Tres ejes fundamentales


  • Impulsar aquellos cambios de la institucionalidad vigente que viabilicen los avances hacia el proyecto social: iniciativa popular de ley, ley de responsabilidad política, plebiscitos vinculantes, elección de candidatos por la base, formas de autonomía regional, leyes que protejan a las minorías, medidas severas de protección ambiental, etc.
  • Impulsar o facilitar la reorganización de la base social.
  • Aprovechar el acceso a los medios de comunicación que otorga la pertenencia institucional para difundir esta cosmovisión y advertir de la urgente necesidad de su implementación. Ahora ya no estamos hablando de utopías sino de cambios y respuestas urgentes e inmediatos.

Objetivos de nuestra acción política


  • Una sociedad que ponga al ser humano, sus necesidades y aspiraciones en el centro de sus objetivos.
  • Una sociedad que erradique la violencia y la discriminación en cualquiera de sus formas (políticas, económicas, raciales, religiosas, físicas, de género) y promueva la hermandad, el entendimiento y la complementación entre todos los seres humanos (la Nación Humana Universal).
  • Una sociedad libertaria, en la que el poder sea administrado por el todo social y no por estructuras burocráticas (el Estado), por elites políticas o minorías económicas.
  • Una sociedad cuyo sistema socioeconómico asegure la justicia social y propenda a la distribución de la riqueza y no a su concentración. En un momento histórico en el que la tecnología está en camino a resolver buena parte de los problemas materiales del ser humano, el darwinismo social hoy imperante ya no tiene ninguna justificación, ni filosófica ni práctica.
  • Una sociedad en la que los medios de producción sean de propiedad social.
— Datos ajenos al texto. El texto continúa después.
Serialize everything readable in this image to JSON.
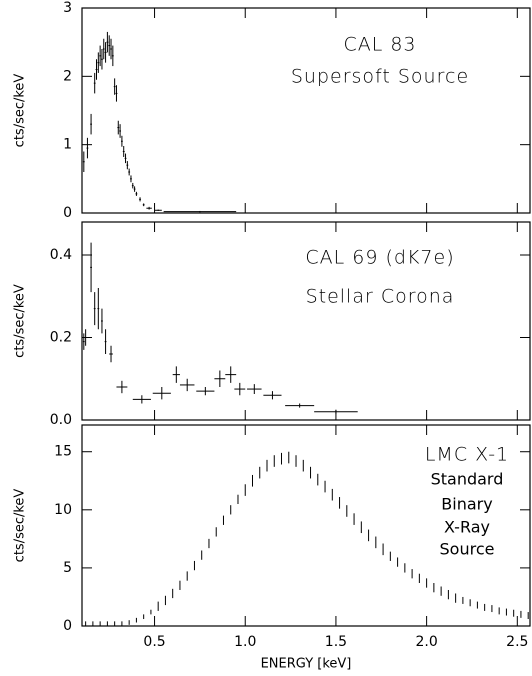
{
  "chart_data": [
    {
      "type": "errorbar",
      "y_label": "cts/sec/keV",
      "annotations": [
        "CAL 83",
        "Supersoft Source"
      ],
      "color": "#000000",
      "xlim": [
        0.1,
        2.57
      ],
      "ylim": [
        0,
        3
      ],
      "yticks": [
        0,
        1,
        2,
        3
      ],
      "x": [
        0.11,
        0.13,
        0.15,
        0.17,
        0.18,
        0.19,
        0.2,
        0.21,
        0.22,
        0.23,
        0.24,
        0.25,
        0.26,
        0.27,
        0.28,
        0.29,
        0.3,
        0.31,
        0.32,
        0.33,
        0.34,
        0.35,
        0.36,
        0.37,
        0.38,
        0.39,
        0.4,
        0.42,
        0.44,
        0.47,
        0.52,
        0.75
      ],
      "values": [
        0.75,
        0.95,
        1.3,
        1.9,
        2.1,
        2.2,
        2.3,
        2.25,
        2.4,
        2.35,
        2.5,
        2.45,
        2.4,
        2.3,
        1.85,
        1.75,
        1.25,
        1.2,
        1.05,
        0.9,
        0.8,
        0.7,
        0.6,
        0.5,
        0.4,
        0.35,
        0.28,
        0.2,
        0.12,
        0.07,
        0.04,
        0.02
      ],
      "yerr": [
        0.15,
        0.15,
        0.15,
        0.15,
        0.15,
        0.15,
        0.15,
        0.15,
        0.15,
        0.15,
        0.15,
        0.15,
        0.15,
        0.15,
        0.12,
        0.12,
        0.1,
        0.1,
        0.08,
        0.08,
        0.07,
        0.06,
        0.05,
        0.05,
        0.04,
        0.04,
        0.03,
        0.03,
        0.02,
        0.02,
        0.01,
        0.01
      ],
      "xerr": [
        0.005,
        0.005,
        0.005,
        0.005,
        0.005,
        0.005,
        0.005,
        0.005,
        0.005,
        0.005,
        0.005,
        0.005,
        0.005,
        0.005,
        0.005,
        0.005,
        0.005,
        0.005,
        0.005,
        0.005,
        0.005,
        0.005,
        0.005,
        0.005,
        0.005,
        0.005,
        0.005,
        0.005,
        0.005,
        0.015,
        0.02,
        0.2
      ]
    },
    {
      "type": "errorbar",
      "y_label": "cts/sec/keV",
      "annotations": [
        "CAL 69 (dK7e)",
        "Stellar Corona"
      ],
      "color": "#000000",
      "xlim": [
        0.1,
        2.57
      ],
      "ylim": [
        0,
        0.48
      ],
      "yticks": [
        {
          "value": 0,
          "label": "0.0"
        },
        0.2,
        0.4
      ],
      "x": [
        0.11,
        0.12,
        0.15,
        0.17,
        0.19,
        0.21,
        0.23,
        0.26,
        0.32,
        0.43,
        0.54,
        0.62,
        0.68,
        0.78,
        0.86,
        0.92,
        0.97,
        1.05,
        1.15,
        1.3,
        1.5
      ],
      "values": [
        0.19,
        0.2,
        0.37,
        0.27,
        0.27,
        0.24,
        0.19,
        0.16,
        0.08,
        0.05,
        0.065,
        0.11,
        0.085,
        0.07,
        0.1,
        0.11,
        0.075,
        0.075,
        0.06,
        0.035,
        0.02
      ],
      "yerr": [
        0.02,
        0.02,
        0.06,
        0.04,
        0.05,
        0.03,
        0.03,
        0.02,
        0.015,
        0.01,
        0.015,
        0.02,
        0.015,
        0.01,
        0.02,
        0.02,
        0.015,
        0.012,
        0.01,
        0.005,
        0.005
      ],
      "xerr": [
        0.005,
        0.005,
        0.005,
        0.005,
        0.005,
        0.005,
        0.005,
        0.01,
        0.03,
        0.05,
        0.05,
        0.02,
        0.04,
        0.05,
        0.03,
        0.03,
        0.03,
        0.04,
        0.05,
        0.08,
        0.12
      ]
    },
    {
      "type": "errorbar",
      "y_label": "cts/sec/keV",
      "x_label": "ENERGY [keV]",
      "annotations": [
        "LMC X-1",
        "Standard",
        "Binary",
        "X-Ray",
        "Source"
      ],
      "color": "#000000",
      "xlim": [
        0.1,
        2.57
      ],
      "ylim": [
        0,
        17.3
      ],
      "yticks": [
        0,
        5,
        10,
        15
      ],
      "xticks": [
        0.5,
        {
          "value": 1,
          "label": "1.0"
        },
        1.5,
        {
          "value": 2,
          "label": "2.0"
        },
        2.5
      ],
      "x": [
        0.12,
        0.16,
        0.2,
        0.24,
        0.28,
        0.32,
        0.36,
        0.4,
        0.44,
        0.48,
        0.52,
        0.56,
        0.6,
        0.64,
        0.68,
        0.72,
        0.76,
        0.8,
        0.84,
        0.88,
        0.92,
        0.96,
        1.0,
        1.04,
        1.08,
        1.12,
        1.16,
        1.2,
        1.24,
        1.28,
        1.32,
        1.36,
        1.4,
        1.44,
        1.48,
        1.52,
        1.56,
        1.6,
        1.64,
        1.68,
        1.72,
        1.76,
        1.8,
        1.84,
        1.88,
        1.92,
        1.96,
        2.0,
        2.04,
        2.08,
        2.12,
        2.16,
        2.2,
        2.24,
        2.28,
        2.32,
        2.36,
        2.4,
        2.44,
        2.48,
        2.52,
        2.56
      ],
      "values": [
        0.2,
        0.2,
        0.2,
        0.2,
        0.2,
        0.2,
        0.3,
        0.5,
        0.8,
        1.2,
        1.7,
        2.2,
        2.8,
        3.5,
        4.3,
        5.2,
        6.1,
        7.1,
        8.1,
        9.1,
        10.0,
        10.9,
        11.7,
        12.5,
        13.2,
        13.8,
        14.2,
        14.4,
        14.5,
        14.2,
        13.8,
        13.2,
        12.6,
        12.0,
        11.3,
        10.6,
        9.9,
        9.2,
        8.5,
        7.8,
        7.2,
        6.6,
        6.0,
        5.5,
        5.0,
        4.5,
        4.1,
        3.7,
        3.3,
        3.0,
        2.7,
        2.4,
        2.2,
        2.0,
        1.8,
        1.6,
        1.5,
        1.3,
        1.2,
        1.1,
        1.0,
        0.9
      ],
      "yerr": [
        0.2,
        0.2,
        0.2,
        0.2,
        0.2,
        0.2,
        0.2,
        0.2,
        0.2,
        0.2,
        0.4,
        0.4,
        0.4,
        0.4,
        0.4,
        0.4,
        0.4,
        0.4,
        0.4,
        0.4,
        0.4,
        0.4,
        0.5,
        0.5,
        0.5,
        0.5,
        0.5,
        0.5,
        0.5,
        0.5,
        0.5,
        0.5,
        0.5,
        0.5,
        0.5,
        0.5,
        0.5,
        0.5,
        0.5,
        0.5,
        0.5,
        0.5,
        0.4,
        0.4,
        0.4,
        0.4,
        0.4,
        0.4,
        0.4,
        0.4,
        0.4,
        0.4,
        0.3,
        0.3,
        0.3,
        0.3,
        0.3,
        0.3,
        0.3,
        0.3,
        0.3,
        0.3
      ]
    }
  ]
}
El primer paso en esa dirección es la propiedad del trabajador.
  • Una sociedad cuyo modo de producción se base en el trabajo humano (o el de sus prótesis tecnológicas) y erradique cualquier forma de especulación y usura.
  • Una sociedad completamente descentralizada, que valore la diversidad local, la autorganización y la autogestión de las comunidades.
  • Una sociedad que priorice la creación de conocimiento y la innovación en todas las áreas del saber, por sobre la repetición de fórmulas obsoletas (algunas de ellas, a estas alturas, francamente nocivas, como es el caso del extractivismo y la dependencia económica de los recursos naturales).
  • Una sociedad cuidadosa con el medio ambiente, porque no solo importan los seres humanos del presente sino también aquellos que vendrán en el futuro.
  • La experiencia histórica nos ha demostrado que la concentración de poder estatal, así como la concentración del capital, atenta contra la libertad de las personas y violenta los Derechos Humanos. Basta una rápida mirada a los 17 años de dictadura militar (1973-1990), los 20 años de gobierno de la Concertación de partidos políticos (1990-2010) y los últimos 4 años del gobierno de los grupos económicos (2010-2013), para constatar cómo la concentración de poder corrompe a la sociedad.
  • Crear una sociedad libertaria significa: Desconcentración, Descentralización, Democracia directa, Diversidad y Unión Latinoamericana en dirección a la Unión Mundial. La desconcentración económica, la descentralización estatal, la democracia directa, la valoración de la diversidad, regresa el poder social y político a quienes siempre debieron haberlo tenido: los Pueblos.